Seasonal malaria chemoprevention (SMC) is a sound investment for preventing millions of cases of childhood malaria and creating savings for both patients and health systems. However, with limited financial resources and amid competing funding priorities, a lack of information on the key cost drivers of SMC represents a major barrier for scaling up this life-saving intervention for countries in the Sahel region of Africa. Understanding the costs of SMC can help countries plan and advocate more effectively for the allocation of sufficient financial resources to introduce or scale-up SMC while improving its affordability.
To determine the costs of SMC, Management Sciences for Health (MSH), a technical partner of ACCESS-SMC, conducted cost surveys in each of the seven ACCESS-SMC countries in 2015 and 2016. Using standard semi-structured questionnaires and data checklists, MSH staff collected data on the costs of all inputs (e.g. equipment and SMC drugs, travel and transportation costs, personnel salaries and incentives, meeting and training costs, and social mobilization). The results of these surveys will provide information that can be used to guide future SMC programming, assist with conducting comparisons of efficiency, and improve the affordability and efficiency of SMC.
Preliminary results from the annual costing surveys indicate there was a reduction in the average cost of providing one child, aged 3-59 months, the recommended four monthly cycles. In 2016, the weighted average cost of providing four cycles was US $3.55 per child, which is down from the 2015 estimate of US $4.27. In the seven countries, the majority of costs were attributed to SMC drugs and supplies, SMC distributors’ remuneration, and management costs for implementing NGOs and Ministry of Health (MoH) staff.

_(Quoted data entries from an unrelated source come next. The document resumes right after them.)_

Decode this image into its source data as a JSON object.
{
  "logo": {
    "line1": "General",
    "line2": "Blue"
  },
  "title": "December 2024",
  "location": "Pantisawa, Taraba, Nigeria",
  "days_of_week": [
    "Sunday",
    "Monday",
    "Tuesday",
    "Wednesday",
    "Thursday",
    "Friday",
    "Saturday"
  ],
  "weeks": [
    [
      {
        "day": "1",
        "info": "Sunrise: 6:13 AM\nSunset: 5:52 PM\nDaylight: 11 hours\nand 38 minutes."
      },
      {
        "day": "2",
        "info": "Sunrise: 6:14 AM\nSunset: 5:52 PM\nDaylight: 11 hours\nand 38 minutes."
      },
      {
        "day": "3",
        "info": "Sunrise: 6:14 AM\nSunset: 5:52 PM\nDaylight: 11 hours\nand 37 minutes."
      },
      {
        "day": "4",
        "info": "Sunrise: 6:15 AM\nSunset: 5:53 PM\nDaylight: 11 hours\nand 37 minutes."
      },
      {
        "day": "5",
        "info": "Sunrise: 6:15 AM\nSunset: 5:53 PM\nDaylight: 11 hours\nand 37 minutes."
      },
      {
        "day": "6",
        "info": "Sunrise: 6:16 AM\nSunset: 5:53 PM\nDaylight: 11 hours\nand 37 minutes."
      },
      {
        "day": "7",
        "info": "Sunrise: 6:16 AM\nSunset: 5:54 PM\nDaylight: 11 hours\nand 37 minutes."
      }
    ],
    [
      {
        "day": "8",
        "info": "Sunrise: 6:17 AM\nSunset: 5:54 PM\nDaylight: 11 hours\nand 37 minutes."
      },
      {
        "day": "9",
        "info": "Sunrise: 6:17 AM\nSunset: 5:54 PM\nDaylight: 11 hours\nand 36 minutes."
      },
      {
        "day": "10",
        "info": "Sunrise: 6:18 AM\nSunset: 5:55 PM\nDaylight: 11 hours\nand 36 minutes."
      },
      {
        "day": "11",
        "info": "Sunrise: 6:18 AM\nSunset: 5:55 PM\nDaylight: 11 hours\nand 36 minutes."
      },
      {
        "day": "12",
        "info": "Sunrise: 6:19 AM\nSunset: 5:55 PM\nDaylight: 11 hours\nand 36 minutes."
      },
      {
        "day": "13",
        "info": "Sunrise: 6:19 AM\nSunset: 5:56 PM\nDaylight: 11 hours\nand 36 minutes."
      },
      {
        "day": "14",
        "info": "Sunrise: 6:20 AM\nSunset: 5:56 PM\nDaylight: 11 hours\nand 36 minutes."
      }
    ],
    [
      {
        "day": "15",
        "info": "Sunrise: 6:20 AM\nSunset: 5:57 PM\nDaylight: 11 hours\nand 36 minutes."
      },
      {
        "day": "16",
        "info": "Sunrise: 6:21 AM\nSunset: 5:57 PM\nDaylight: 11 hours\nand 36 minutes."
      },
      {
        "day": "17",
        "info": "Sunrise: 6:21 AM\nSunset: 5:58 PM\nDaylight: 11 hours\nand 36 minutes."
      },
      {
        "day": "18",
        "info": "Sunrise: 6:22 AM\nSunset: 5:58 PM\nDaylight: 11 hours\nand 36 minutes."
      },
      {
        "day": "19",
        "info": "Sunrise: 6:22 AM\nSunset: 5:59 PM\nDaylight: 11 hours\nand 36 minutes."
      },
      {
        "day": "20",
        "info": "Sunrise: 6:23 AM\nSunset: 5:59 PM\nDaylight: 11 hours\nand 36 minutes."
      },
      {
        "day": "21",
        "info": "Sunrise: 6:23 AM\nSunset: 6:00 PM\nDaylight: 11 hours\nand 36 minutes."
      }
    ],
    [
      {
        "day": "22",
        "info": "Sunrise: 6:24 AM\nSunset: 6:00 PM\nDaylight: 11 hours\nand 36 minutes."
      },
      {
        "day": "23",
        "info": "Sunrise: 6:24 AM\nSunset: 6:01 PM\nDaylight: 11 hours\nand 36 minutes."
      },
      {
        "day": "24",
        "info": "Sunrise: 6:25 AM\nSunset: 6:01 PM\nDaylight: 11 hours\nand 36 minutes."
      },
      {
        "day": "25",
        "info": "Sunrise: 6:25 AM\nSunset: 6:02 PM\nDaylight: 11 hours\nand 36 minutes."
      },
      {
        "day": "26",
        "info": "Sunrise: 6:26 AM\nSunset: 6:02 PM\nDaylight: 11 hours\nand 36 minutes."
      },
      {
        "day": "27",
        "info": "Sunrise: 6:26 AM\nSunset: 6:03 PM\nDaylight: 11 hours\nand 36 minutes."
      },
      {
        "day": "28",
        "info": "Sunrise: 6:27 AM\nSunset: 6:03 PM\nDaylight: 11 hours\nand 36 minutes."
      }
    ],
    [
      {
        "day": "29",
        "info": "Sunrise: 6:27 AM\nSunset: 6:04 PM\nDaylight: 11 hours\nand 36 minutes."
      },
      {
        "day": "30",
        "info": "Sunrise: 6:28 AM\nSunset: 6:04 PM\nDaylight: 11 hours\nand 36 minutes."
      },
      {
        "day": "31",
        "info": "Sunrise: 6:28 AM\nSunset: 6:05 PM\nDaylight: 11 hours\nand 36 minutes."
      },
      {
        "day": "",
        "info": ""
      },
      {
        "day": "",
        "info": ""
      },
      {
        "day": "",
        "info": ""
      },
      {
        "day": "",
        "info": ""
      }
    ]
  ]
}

The estimated reduction in costs is primarily due to the increased coverage of SMC and the overall spreading of fixed costs (e.g. for management, supervision, and training) over a larger target. In 2015, ACCESS-SMC supported the distribution of 12.4 million treatments to approximately 3.1 million children, while in 2016 it more than doubled its coverage to an average 6.3 million children (6.6 million at its peak), distributing nearly 25 million treatments.
The results suggest that large-scale implementation of SMC can result in both a lower average cost per child covered by SMC and a greater reduction in the overall burden of malaria in the Sahel. Once finalized, these results should help countries and donors assess the resource needs required to reach the more than 12 million eligible children that are still not benefitting from SMC in future scale-ups. Moreover, this information and upcoming analysis on savings to the health system should help countries prioritize their investments in malaria control as they move toward attaining the Sustainable Development Goals (SDGs) and the Global Technical Strategy for Malaria (2016-2030) target of radically reducing the malaria burden by 2030.